The message Yeltsin wanted to broadcast loudest last week was, I am still in power. He and a small group of relatives and close advisers that include his daughter Tatyana Dyachenko and his chief of staff Valentin Yumashev--dubbed "the Family" by Muscovites--may intend to keep him there as long as he is breathing. True, the Russian constitution says he cannot serve more than two terms, but Yeltsin expects the courts to rule next fall that his first term didn't count because he was elected under the old Soviet system.
Yeltsin had become suspicious of Chernomyrdin, the most loyal and humble of ministers since 1992, and that sealed his departure. But the Prime Minister had also made powerful enemies recently among some of the ever plotting oligarchs of Moscow's financial world. These powerful capitalists, who have considerable influence with the Family, suspected that Chernomyrdin had begun to favor their rival, Vladimir Potanin of the Oneksim banking group, in deals involving state assets.
Chubais had been constantly under fire and has been booted out of office before. This time his dismissal may have been hastened by his heated public squabble with Berezovsky. After an exchange of personal attacks in press interviews, Berezovsky declared that Chubais' days in government were numbered.
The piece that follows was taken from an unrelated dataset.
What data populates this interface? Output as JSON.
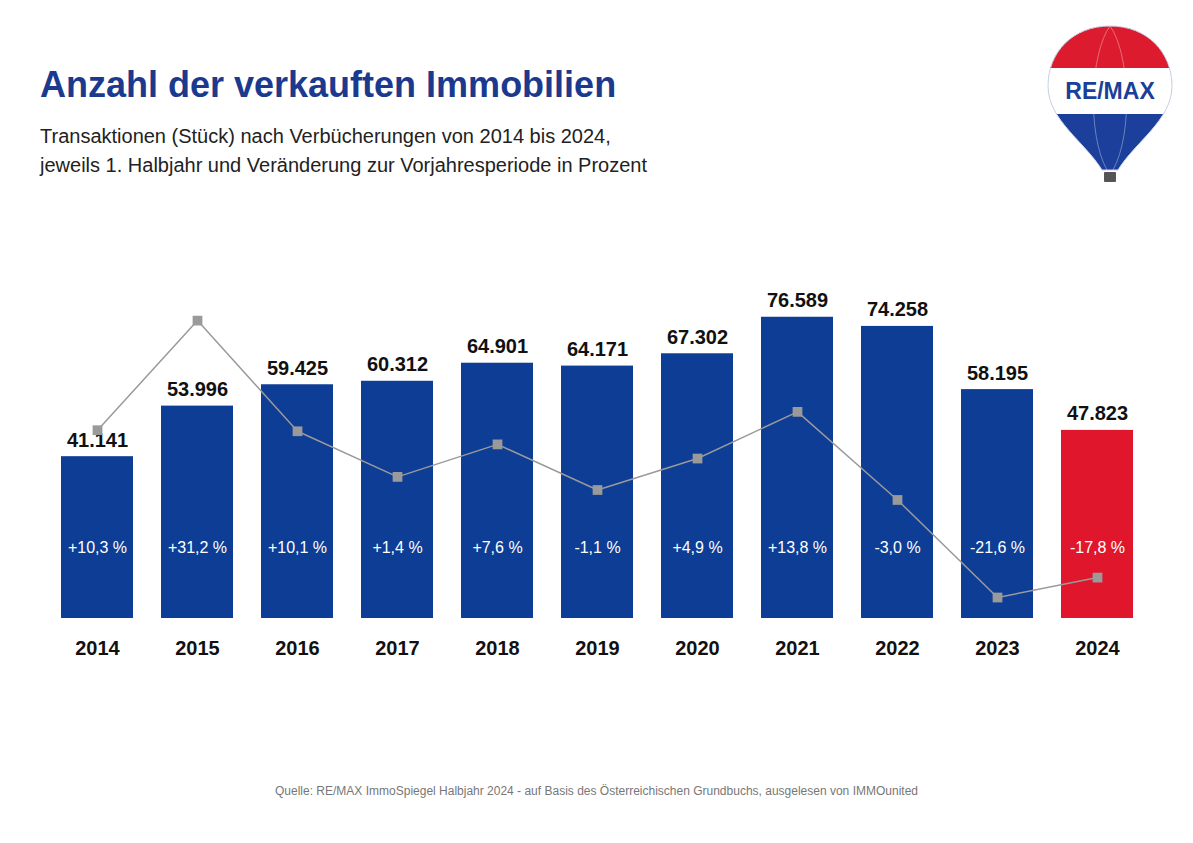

The oligarchs followed through, it seems, using their access to the Kremlin's front office. One recent morning, a prominent Moscow businessman says, a report "was placed on the President's desk"--obviously by one of Yeltsin's top aides--and Yeltsin actually read it. The memo warned that Chubais' rosy reports on the economy and payment of salaries to state employees were not only inaccurate but were "disinformation." Says the businessman: "Yeltsin knows nothing about the economy, but he is not an absolute idiot." The President was furious, the businessman says, and Chubais was on his way out.